Daí ser louvável a indignação da imprensa com a boquinha dos deputados e senadores excursionando pela Europa, à custa do setor de seguro, que teme a entrada livre de concorrentes estrangeiros, diminuindo prêmios, aumentando a qualidade de serviços e comprimindo-lhes as margens de lucro. Aceitar mordomias que podem produzir conflitos de interesse no futuro já é pecado, mas venial. Votar leis que protejam as empresas aqui instaladas da concorrência internacional seria pecado capital, por viabilizar a curra do consumidor nacional pelas seguradoras locais.
A evidência mais eloquente dessas relações incestuosas aparece no comportamento recente da indústria automobilística.
Aprovada a política automotiva, elevando a alíquota do Imposto de Importação de 30% para 70%, mas deixando a brecha de que as montadoras aqui instaladas poderiam importar à alíquota de 35%, o oligopólio local livrou-se da ameaça da concorrência estrangeira. Desde então, os preços dos automóveis nacionais não pararam de subir: quase 50% nos populares, contra algo perto de zero para os demais bens de consumo industrializados.
Os produtores mundiais excluídos desse regabofe que contraria acordos internacionais de comércio firmados pelo Brasil contra-atacaram, almejando nossa jugular. Na busca de um entendimento, em vez de reduzir de novo as alíquotas em geral, partimos para o jeitinho: criamos por um ano uma quota de importações correspondente a cerca de 10% do mercado interno à alíquota de 35% para os excluídos da lei atual, um cala-a-boca para ganhar tempo sem sofrer retaliações do resto do mundo.
Assim conseguimos passar um ano: as montadoras locais enchendo as burras e prometendo bilhões de investimentos no futuro, enquanto o resto do mundo pleiteava a volta da liberdade de comércio.
Vencido o prazo das quotas, o governo divulga a prorrogação delas, obedecendo ao velho provérbio gersoniano de que não se resolve hoje o que puder ser deixado para amanhã.
Pois não é que, mesmo assim, o cartel, por meio do presidente da Anfavea, revelando o temor da qualidade a preços baixos do importado, teve o desplante de chantagear o governo, ameaçando com o cancelamento dos seus investimentos programados se for prorrogado o prazo das escassas importações permitidas pelas quotas?

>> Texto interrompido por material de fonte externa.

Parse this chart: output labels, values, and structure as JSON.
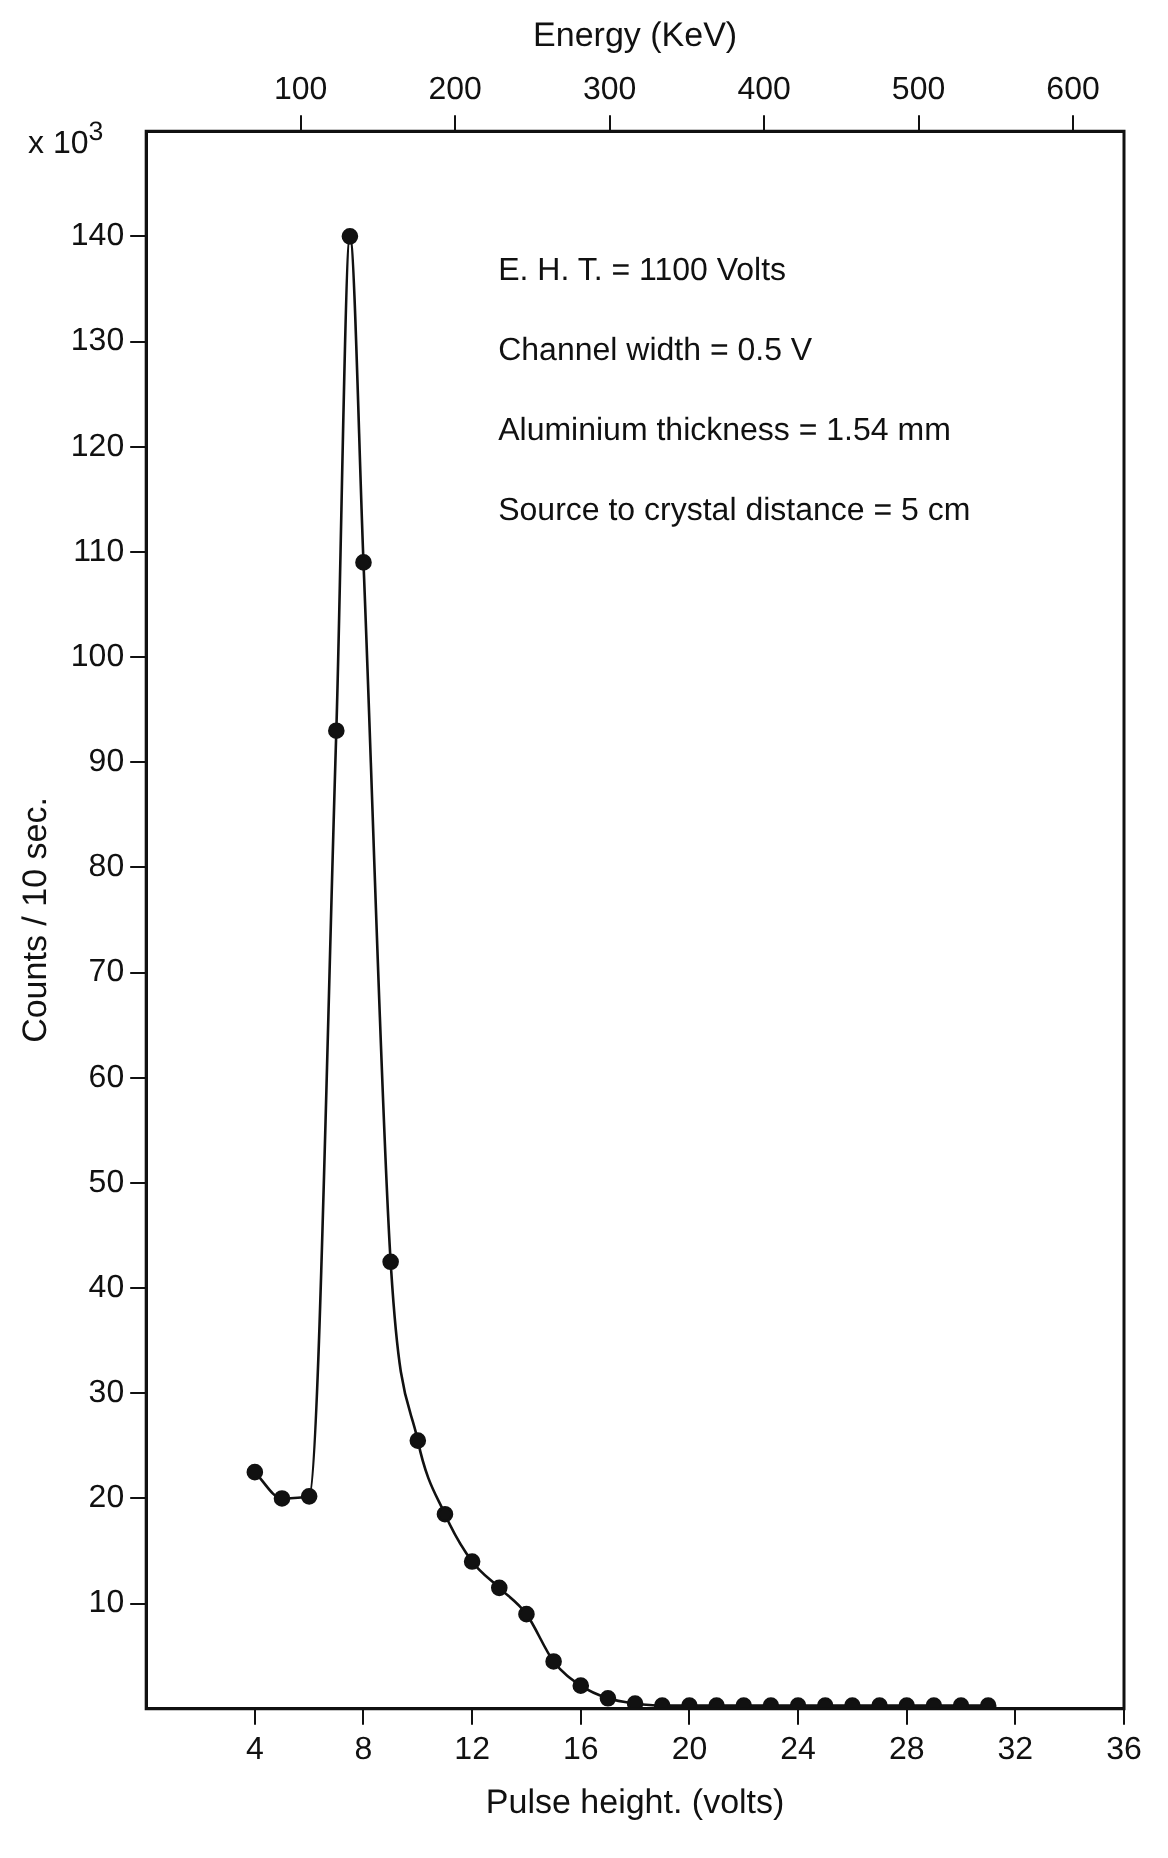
{
  "chart_data": {
    "type": "line",
    "xlabel": "Pulse height. (volts)",
    "ylabel": "Counts / 10 sec.",
    "x2label": "Energy (KeV)",
    "x": [
      4,
      5,
      6,
      7,
      7.5,
      8,
      9,
      10,
      11,
      12,
      13,
      14,
      15,
      16,
      17,
      18,
      19,
      20,
      21,
      22,
      23,
      24,
      25,
      26,
      27,
      28,
      29,
      30,
      31
    ],
    "series": [
      {
        "color": "#111111",
        "values": [
          22.5,
          20,
          20.2,
          93,
          140,
          109,
          42.5,
          25.5,
          18.5,
          14,
          11.5,
          9,
          4.5,
          2.2,
          1,
          0.5,
          0.3,
          0.3,
          0.3,
          0.3,
          0.3,
          0.3,
          0.3,
          0.3,
          0.3,
          0.3,
          0.3,
          0.3,
          0.3
        ]
      }
    ],
    "xlim": [
      0,
      36
    ],
    "xticks": [
      4,
      8,
      12,
      16,
      20,
      24,
      28,
      32,
      36
    ],
    "ylim": [
      0,
      150
    ],
    "yticks": [
      10,
      20,
      30,
      40,
      50,
      60,
      70,
      80,
      90,
      100,
      110,
      120,
      130,
      140
    ],
    "x2lim": [
      0,
      633
    ],
    "x2ticks": [
      100,
      200,
      300,
      400,
      500,
      600
    ],
    "marker": "circle",
    "line_style": "solid",
    "grid": false,
    "legend": false,
    "annotations": [
      "x 10$^{3}$",
      "E. H. T. = 1100 Volts",
      "Channel width = 0.5 V",
      "Aluminium thickness = 1.54 mm",
      "Source to crystal distance = 5 cm"
    ]
  }
}
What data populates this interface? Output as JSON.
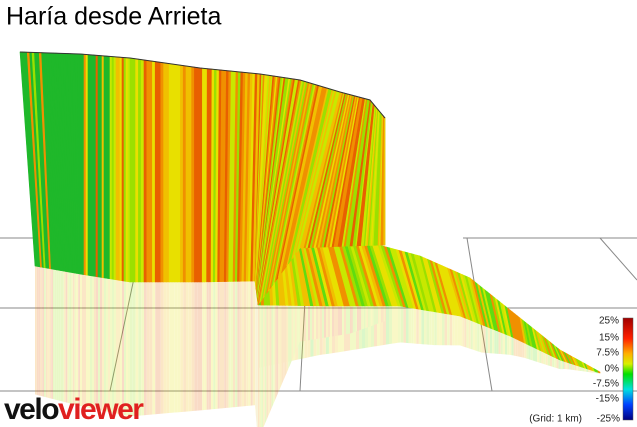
{
  "title": "Haría desde Arrieta",
  "legend": {
    "labels": [
      "25%",
      "15%",
      "7.5%",
      "0%",
      "-7.5%",
      "-15%",
      "-25%"
    ]
  },
  "grid_note": "(Grid: 1 km)",
  "logo": {
    "first": "velo",
    "second": "viewer"
  }
}
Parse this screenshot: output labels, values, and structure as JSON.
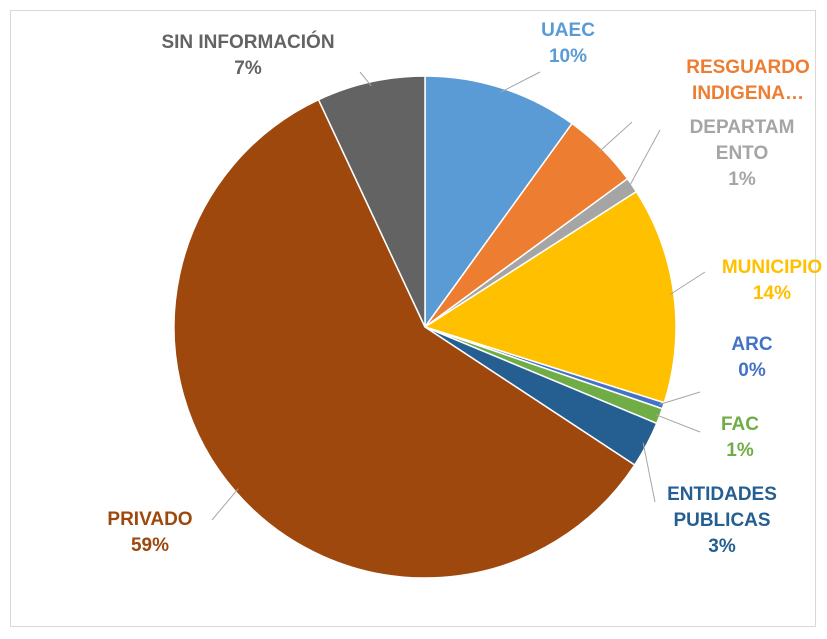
{
  "chart_data": {
    "type": "pie",
    "categories": [
      "UAEC",
      "RESGUARDO INDIGENA…",
      "DEPARTAMENTO",
      "MUNICIPIO",
      "ARC",
      "FAC",
      "ENTIDADES PUBLICAS",
      "PRIVADO",
      "SIN INFORMACIÓN"
    ],
    "values": [
      10,
      5,
      1,
      14,
      0.4,
      1,
      3,
      59,
      7
    ],
    "value_labels": [
      "10%",
      null,
      "1%",
      "14%",
      "0%",
      "1%",
      "3%",
      "59%",
      "7%"
    ],
    "colors": [
      "#5b9bd5",
      "#ed7d31",
      "#a5a5a5",
      "#ffc000",
      "#4472c4",
      "#70ad47",
      "#255e91",
      "#9e480e",
      "#636363"
    ]
  }
}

E para mostrar que poder de monopólio existe para ser exercido, divulgaram mais aumentos, de até 4% nos preços dos veículos, numa pungente sintonia de ação entre as montadoras. Em economias que levam a sério suas leis de defesa do consumidor, essa sintonia já seria o suficiente para que os respectivos presidentes vissem o sol nascer quadrado no dia seguinte aos aumentos.
O ato digno neste episódio todo é a ação corajosa de Sérgio Reze, presidente da Fenabrave, que representa os comerciantes de automóveis. Como no varejo a concorrência é um fato, os revendedores sabem qual será a reação do consumidor ao aumento e botaram a boca no trombone, denunciando a abuso de poder econômico implícito na última fornada de reajustes de preços da indústria.
De volta de seu giro poliglota pela Europa, onde se situará o presidente: do lado do cartel das montadoras, em nome do protecionismo responsável, ou na defesa dos consumidores e do seu sonho do carro próprio, em nome do bom senso e da modernidade?